East New York, a neighborhood in Brooklyn south of Highland Park and the cemetery belt, has been largely rebuilt since it was allowed to fall into decrepitude in the 1950s and arson and general mayhem descended upon it through the 1970s and 1980s. It’s one of the few areas in Brooklyn still awaiting gentrification (which usually means pricing out longtime residents).

East New York was first developed in the early 1800s in the Kings County town of Flatbush by Connecticut merchant John Pitkin, who bought land from previous landowning families the Linningtons, Wyckoffs and Van Sicklens, and devised a street grid and constructed a shoe factory on today’s Pitkin Avenue, which was later named for him. He was forced to sell off much of his tracts after the Panic of 1837, which caused a deep recession. Before that, though, he named the neighborhood East New York, as it was hoped it would become an economic rival of New York City.

In 1852, New Lots, the eastern section of Flatbush, broke away from its parent, becoming Kings County’s 6th town. Its independence would be relatively short lived, since Kings County’s towns would be dissolved once it was united as the City of Brooklyn in the 1890s and then absorbed (by a narrow vote) into Greater New York in 1898. In the 20th Century, East New York was mainly a Jewish neighborhood and after World War II, African American, which it remains today.

Though much of East New York boasts relatively new one and two-family houses, there are several older structures that stand out like the proverbial sore thumb, such as this 3-story brick building at Glenmore and Schenck Avenues. And, this building has something extra that marks it as something quite old.



It appears as if the ground floor once held a  business of some kind. The entrance to the apartments on the 2nd and 3rd floors is via a doorway on the Schenck Avenue side. Meanwhile, take a look at the small patch on the corner, between windows on the 2nd and 3rd floors.



On the Schenck Avenue side, there is a sign showing “Schenk Avenue,” either a variant spelling or a misspelling of Schenck.

Schenck is an old name in Brooklyn and Kings County annals. There are two Schenck Avenues and a Schenck Place, all in eastern Brooklyn locales such as East New York and Canarsie. The name is sometimes seen with a c before the k, sometimes not.

The Jan Martense Schenck (“sch” is pronounced “sk” in Dutch, thus it’s pronounced “skenk”) House stood from about 1675 to 1954 on avenue U and East 63rd Street in Mill Basin.
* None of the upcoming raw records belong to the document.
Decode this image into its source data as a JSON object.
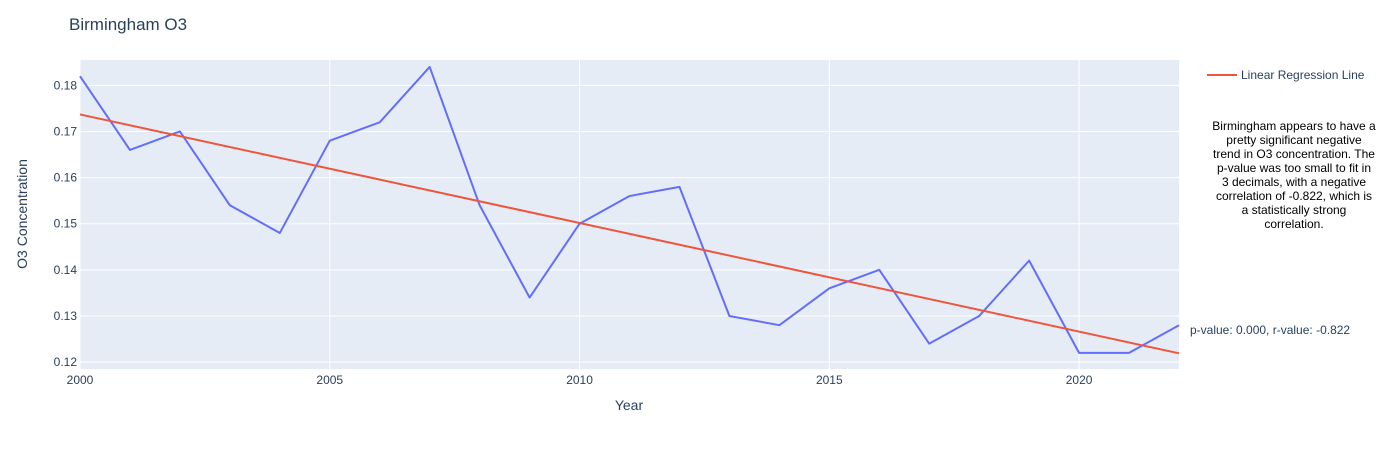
{
  "chart_data": {
    "type": "line",
    "title": "Birmingham O3",
    "xlabel": "Year",
    "ylabel": "O3 Concentration",
    "xlim": [
      2000,
      2022
    ],
    "ylim": [
      0.1185,
      0.1855
    ],
    "x_ticks": [
      2000,
      2005,
      2010,
      2015,
      2020
    ],
    "y_ticks": [
      0.12,
      0.13,
      0.14,
      0.15,
      0.16,
      0.17,
      0.18
    ],
    "grid": true,
    "legend_position": "top-right",
    "series": [
      {
        "name": "O3",
        "color": "#636efa",
        "show_in_legend": false,
        "x": [
          2000,
          2001,
          2002,
          2003,
          2004,
          2005,
          2006,
          2007,
          2008,
          2009,
          2010,
          2011,
          2012,
          2013,
          2014,
          2015,
          2016,
          2017,
          2018,
          2019,
          2020,
          2021,
          2022
        ],
        "values": [
          0.182,
          0.166,
          0.17,
          0.154,
          0.148,
          0.168,
          0.172,
          0.184,
          0.154,
          0.134,
          0.15,
          0.156,
          0.158,
          0.13,
          0.128,
          0.136,
          0.14,
          0.124,
          0.13,
          0.142,
          0.122,
          0.122,
          0.128
        ]
      },
      {
        "name": "Linear Regression Line",
        "color": "#ef553b",
        "show_in_legend": true,
        "x": [
          2000,
          2022
        ],
        "values": [
          0.1737,
          0.1219
        ]
      }
    ],
    "annotations": {
      "stats": "p-value: 0.000, r-value: -0.822",
      "note": "Birmingham appears to have a pretty significant negative trend in O3 concentration. The p-value was too small to fit in 3 decimals, with a negative correlation of -0.822, which is a statistically strong correlation."
    }
  }
}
Schenck built the house near one of the area’s grist mills about 5-6 years after he had immigrated from Holland. In 1784 the family sold the house and land to Joris Martense — who left it to his daughter and granddaughter, who married into the Caton and Crooke families. Martense, Schenck, Caton and Crooke can all be found on Brooklyn street atlases. The last private owner, Frederick Crooke, sold it to the Atlantic, Gulf and Pacific Company in 1952.

You might have thought that would be the end of the house, but AGP donated it to the Brooklyn Museum, which took it apart, numbered every piece, stored it alongside what is now the Jackie Robinson Parkway in Cypress Hills, and reassembled it in the Museum in 1964. (St. Saviour’s Church in Queens awaits a similar reassembling and restoration.) In 2004 the Jan Martense Schenck house was disassembled once again and moved to a different location in the Museum to make way for a new exhibit. This time, it was appointed in the way curators believed a Dutch homestead in Brooklyn appeared in 1730. The Museum now holds the Jan Martense Schenck House and the “newer” house of his grandson Nicklaes Schenck, built about 1775.

But the really interesting thing about the Glenmore Avenue building sign is on the Glenmore Avenue side…



…where the sign says not Glenmore Avenue, but Baltic Avenue.

East New York, while still part of the Town of New Lots and then the City of Brooklyn, had dozens of street names that were changed once the neighborhood joined the City of New York. Why this was done is unclear. In this case the switch was done before 1890 (I have a map published that year with Glenmore Avenue in place) and may have been done to avoid confusion with Cobble Hill’s Baltic Street.



This 1874 map, in which north is on the bottom, shows Glenmore as Baltic and Livonia as Linnington, as well as other differences (Jamaica Avenue is still a continuation of Fulton Street and what became today’s Fulton Street was called Fulton Avenue.)

Therefore we can date this building to between 1874 and 1890.